Страха не было. Были только вселенское спокойствие и снисходительное презрение к тому ничтожному существу, что скрючилось на усыпанной гильзами земле. «Наверное, я уже умер», — подумал Вирон. Ну что ж, значит, так тому и быть. Умирать, оказывается, даже приятно. Не чувствуешь ни боли, ни страха, одну только легкость. Выходит, смерть — освобождение от всего. И как он не догадался об этом раньше?
Затем стрельба усилилась, и его душа, неохотно покинув прохладу небес, низверглась в раскаленный ад, прямо в языки пламени, в падающие с крыши клочья пылающей соломы, в снопы искр от горящих стен, когда их прошивали пули. И Вирон снова ощутил себя единым целым — и душой, и телом. Это самое целое, с дымящейся от жара одеждой, в свете пожара представляло собой идеальную цель.

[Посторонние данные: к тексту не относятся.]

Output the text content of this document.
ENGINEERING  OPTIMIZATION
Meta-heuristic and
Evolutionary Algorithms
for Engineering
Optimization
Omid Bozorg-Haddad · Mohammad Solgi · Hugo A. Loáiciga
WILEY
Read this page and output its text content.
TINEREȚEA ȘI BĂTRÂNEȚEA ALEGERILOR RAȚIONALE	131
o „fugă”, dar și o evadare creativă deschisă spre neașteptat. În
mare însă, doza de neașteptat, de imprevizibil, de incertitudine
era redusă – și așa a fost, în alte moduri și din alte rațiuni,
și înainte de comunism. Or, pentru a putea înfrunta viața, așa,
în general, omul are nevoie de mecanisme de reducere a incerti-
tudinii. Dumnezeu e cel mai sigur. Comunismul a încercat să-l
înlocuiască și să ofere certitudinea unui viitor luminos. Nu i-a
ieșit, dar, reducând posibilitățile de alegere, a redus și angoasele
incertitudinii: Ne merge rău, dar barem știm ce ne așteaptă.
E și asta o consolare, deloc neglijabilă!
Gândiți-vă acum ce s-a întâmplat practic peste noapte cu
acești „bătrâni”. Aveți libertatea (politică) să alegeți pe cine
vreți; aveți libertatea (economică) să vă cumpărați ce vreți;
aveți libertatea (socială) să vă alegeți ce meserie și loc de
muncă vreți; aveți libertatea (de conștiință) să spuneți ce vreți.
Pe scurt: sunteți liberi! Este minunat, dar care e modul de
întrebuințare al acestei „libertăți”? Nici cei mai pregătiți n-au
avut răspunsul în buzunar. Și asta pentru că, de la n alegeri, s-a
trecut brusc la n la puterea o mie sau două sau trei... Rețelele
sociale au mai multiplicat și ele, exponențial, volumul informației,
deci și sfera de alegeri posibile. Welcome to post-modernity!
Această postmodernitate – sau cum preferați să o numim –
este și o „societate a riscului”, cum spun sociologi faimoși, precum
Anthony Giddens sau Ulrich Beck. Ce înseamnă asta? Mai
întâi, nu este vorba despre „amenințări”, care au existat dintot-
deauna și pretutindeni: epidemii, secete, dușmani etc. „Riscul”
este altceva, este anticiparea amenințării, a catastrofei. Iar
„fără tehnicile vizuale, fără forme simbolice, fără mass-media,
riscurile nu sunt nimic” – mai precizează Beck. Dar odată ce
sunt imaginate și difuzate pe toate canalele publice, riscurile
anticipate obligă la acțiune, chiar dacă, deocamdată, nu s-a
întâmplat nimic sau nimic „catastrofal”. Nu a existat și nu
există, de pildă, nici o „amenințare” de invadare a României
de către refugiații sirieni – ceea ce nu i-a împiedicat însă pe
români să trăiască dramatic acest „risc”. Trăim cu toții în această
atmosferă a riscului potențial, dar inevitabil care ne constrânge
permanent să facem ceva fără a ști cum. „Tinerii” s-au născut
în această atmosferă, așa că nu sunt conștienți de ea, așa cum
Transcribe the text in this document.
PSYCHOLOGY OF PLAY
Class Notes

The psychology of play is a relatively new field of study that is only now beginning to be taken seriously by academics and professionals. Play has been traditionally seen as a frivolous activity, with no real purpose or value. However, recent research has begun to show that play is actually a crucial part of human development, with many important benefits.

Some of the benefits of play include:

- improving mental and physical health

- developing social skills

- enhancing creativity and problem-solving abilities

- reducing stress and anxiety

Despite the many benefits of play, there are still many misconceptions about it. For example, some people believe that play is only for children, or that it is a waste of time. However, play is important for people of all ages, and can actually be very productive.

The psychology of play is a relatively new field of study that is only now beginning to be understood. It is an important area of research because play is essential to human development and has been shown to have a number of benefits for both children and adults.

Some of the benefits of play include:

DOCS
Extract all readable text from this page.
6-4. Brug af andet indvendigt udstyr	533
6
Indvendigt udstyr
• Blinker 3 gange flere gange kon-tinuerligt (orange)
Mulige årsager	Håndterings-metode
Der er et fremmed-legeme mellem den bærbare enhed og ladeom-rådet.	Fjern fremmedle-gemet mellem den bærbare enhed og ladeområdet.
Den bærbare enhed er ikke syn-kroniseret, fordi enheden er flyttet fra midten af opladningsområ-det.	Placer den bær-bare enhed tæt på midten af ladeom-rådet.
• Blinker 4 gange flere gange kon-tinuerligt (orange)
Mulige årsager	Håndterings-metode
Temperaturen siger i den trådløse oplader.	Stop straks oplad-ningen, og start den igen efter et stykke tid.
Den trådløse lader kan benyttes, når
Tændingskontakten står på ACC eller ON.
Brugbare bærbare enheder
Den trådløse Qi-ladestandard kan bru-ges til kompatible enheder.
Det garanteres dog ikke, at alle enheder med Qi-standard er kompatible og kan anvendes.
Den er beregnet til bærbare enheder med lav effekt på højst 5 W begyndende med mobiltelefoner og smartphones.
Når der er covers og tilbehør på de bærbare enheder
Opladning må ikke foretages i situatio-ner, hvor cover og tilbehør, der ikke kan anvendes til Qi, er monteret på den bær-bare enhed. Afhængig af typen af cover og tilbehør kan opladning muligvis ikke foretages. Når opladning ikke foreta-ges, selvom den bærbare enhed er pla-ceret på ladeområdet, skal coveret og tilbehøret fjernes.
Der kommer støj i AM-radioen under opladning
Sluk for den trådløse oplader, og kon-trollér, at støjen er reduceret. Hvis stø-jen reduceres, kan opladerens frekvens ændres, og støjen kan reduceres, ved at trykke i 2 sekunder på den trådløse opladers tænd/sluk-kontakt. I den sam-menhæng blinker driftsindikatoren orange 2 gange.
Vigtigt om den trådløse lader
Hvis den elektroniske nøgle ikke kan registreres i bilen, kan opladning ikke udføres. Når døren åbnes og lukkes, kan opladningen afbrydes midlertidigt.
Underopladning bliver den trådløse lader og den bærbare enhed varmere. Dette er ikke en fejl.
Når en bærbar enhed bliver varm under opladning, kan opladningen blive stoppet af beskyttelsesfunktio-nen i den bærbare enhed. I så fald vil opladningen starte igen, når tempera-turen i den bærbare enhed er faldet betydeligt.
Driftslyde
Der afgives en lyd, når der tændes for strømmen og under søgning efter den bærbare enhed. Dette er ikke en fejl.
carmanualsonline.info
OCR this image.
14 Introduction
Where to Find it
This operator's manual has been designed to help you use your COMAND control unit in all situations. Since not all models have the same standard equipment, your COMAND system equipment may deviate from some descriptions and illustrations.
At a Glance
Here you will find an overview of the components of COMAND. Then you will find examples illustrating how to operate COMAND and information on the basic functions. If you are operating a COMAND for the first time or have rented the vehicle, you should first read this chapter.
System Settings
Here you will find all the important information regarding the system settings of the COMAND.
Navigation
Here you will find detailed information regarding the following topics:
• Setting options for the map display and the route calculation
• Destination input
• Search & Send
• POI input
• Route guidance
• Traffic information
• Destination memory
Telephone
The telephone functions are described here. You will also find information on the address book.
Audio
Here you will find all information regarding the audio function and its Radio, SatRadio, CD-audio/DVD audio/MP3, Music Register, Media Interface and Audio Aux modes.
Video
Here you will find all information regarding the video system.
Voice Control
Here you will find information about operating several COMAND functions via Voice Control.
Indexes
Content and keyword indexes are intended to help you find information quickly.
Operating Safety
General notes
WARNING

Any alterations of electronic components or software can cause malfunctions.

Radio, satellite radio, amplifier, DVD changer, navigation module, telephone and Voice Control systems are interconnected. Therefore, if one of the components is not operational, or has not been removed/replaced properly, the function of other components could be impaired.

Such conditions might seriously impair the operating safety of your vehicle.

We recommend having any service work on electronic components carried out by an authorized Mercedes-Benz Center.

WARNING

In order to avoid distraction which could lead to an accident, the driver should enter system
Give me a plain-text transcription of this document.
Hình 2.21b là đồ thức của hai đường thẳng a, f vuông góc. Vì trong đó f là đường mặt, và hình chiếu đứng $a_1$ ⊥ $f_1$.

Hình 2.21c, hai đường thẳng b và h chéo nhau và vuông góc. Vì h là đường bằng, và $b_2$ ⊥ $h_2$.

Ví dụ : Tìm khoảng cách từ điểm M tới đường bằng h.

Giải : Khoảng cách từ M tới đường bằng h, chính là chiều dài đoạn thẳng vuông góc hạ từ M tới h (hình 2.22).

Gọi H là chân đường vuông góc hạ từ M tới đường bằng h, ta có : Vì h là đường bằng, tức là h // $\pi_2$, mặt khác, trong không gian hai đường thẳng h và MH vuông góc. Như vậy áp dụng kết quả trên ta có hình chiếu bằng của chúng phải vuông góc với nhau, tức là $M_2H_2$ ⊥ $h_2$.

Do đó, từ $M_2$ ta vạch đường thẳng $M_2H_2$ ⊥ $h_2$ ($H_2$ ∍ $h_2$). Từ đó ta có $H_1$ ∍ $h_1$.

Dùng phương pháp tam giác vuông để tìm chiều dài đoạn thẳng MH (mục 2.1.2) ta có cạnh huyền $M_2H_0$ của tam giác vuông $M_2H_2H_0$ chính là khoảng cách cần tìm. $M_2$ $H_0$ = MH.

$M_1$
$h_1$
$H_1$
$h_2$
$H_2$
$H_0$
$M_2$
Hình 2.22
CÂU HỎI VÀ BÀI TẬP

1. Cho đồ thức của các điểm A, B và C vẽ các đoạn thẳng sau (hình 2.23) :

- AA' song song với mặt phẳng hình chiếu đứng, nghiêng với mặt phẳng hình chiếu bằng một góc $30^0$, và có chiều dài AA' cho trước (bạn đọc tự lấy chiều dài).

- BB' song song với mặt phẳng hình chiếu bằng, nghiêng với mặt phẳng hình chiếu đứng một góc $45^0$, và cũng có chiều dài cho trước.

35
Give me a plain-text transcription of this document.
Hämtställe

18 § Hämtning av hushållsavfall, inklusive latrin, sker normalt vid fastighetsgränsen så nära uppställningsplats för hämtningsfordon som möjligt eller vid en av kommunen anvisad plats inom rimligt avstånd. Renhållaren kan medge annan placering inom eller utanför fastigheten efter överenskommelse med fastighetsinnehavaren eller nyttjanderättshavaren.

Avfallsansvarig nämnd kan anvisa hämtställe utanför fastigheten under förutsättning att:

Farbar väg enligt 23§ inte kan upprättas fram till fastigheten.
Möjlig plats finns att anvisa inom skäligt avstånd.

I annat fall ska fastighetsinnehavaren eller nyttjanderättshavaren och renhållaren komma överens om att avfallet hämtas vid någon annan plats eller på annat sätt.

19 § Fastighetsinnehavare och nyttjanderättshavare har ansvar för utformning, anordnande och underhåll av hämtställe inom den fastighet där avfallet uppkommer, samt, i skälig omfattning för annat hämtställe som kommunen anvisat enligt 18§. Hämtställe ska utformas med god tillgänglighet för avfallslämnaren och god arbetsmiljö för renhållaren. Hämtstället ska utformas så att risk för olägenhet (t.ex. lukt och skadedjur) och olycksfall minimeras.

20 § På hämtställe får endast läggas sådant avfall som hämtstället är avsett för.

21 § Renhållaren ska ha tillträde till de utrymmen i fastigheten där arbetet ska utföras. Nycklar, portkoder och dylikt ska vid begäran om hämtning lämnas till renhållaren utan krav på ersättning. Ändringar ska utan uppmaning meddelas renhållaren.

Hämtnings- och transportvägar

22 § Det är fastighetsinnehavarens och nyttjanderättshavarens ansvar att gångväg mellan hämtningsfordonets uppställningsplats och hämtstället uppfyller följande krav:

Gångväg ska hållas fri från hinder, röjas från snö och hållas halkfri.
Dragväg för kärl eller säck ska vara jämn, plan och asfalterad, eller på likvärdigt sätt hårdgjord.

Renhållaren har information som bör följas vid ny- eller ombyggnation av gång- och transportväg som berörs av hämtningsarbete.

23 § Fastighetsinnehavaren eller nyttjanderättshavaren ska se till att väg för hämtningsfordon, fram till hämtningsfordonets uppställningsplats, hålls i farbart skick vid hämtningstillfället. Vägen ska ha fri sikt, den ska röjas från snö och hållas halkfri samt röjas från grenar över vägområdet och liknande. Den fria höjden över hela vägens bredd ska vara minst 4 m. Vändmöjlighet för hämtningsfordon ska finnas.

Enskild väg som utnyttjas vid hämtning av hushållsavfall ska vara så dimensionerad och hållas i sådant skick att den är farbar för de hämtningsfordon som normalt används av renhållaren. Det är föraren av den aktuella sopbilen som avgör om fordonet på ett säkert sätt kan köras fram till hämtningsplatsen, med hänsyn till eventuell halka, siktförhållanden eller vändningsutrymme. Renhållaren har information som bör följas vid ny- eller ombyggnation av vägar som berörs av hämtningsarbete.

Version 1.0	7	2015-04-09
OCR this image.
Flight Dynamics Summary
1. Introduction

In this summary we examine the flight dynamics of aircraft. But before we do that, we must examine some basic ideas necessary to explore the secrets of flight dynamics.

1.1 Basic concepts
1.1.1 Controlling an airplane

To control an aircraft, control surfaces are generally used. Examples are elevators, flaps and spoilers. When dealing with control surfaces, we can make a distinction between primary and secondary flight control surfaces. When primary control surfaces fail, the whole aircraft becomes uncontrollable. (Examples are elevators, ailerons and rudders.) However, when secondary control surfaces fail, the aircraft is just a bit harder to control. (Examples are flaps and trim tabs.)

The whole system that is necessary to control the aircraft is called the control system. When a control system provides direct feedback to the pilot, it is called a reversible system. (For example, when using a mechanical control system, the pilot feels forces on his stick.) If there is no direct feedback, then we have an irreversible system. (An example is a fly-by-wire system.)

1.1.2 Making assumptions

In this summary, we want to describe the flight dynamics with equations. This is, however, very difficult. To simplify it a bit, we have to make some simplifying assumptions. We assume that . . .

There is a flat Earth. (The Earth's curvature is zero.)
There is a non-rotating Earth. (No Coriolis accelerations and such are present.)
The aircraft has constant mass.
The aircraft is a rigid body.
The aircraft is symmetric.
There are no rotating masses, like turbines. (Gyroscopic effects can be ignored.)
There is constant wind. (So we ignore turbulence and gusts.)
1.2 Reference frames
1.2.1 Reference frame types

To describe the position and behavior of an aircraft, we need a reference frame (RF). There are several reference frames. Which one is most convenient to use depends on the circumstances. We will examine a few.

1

Невидимые пулеметы остервенело лупили по окраине деревни, прошивая крыжовник, кроны яблонь и капустные грядки; там и сям слышался звон вылетающих стекол. Вирон не помнил, как подхватил валявшийся на земле карабин и, не целясь, опустошил весь магазин в сторону джунглей. Система наведения не работала. Пули стригли воздух над головой. Рядом отстреливался новичок из второго отделения, имени которого он не помнил, — он бил в темноту короткими, яростными очередями.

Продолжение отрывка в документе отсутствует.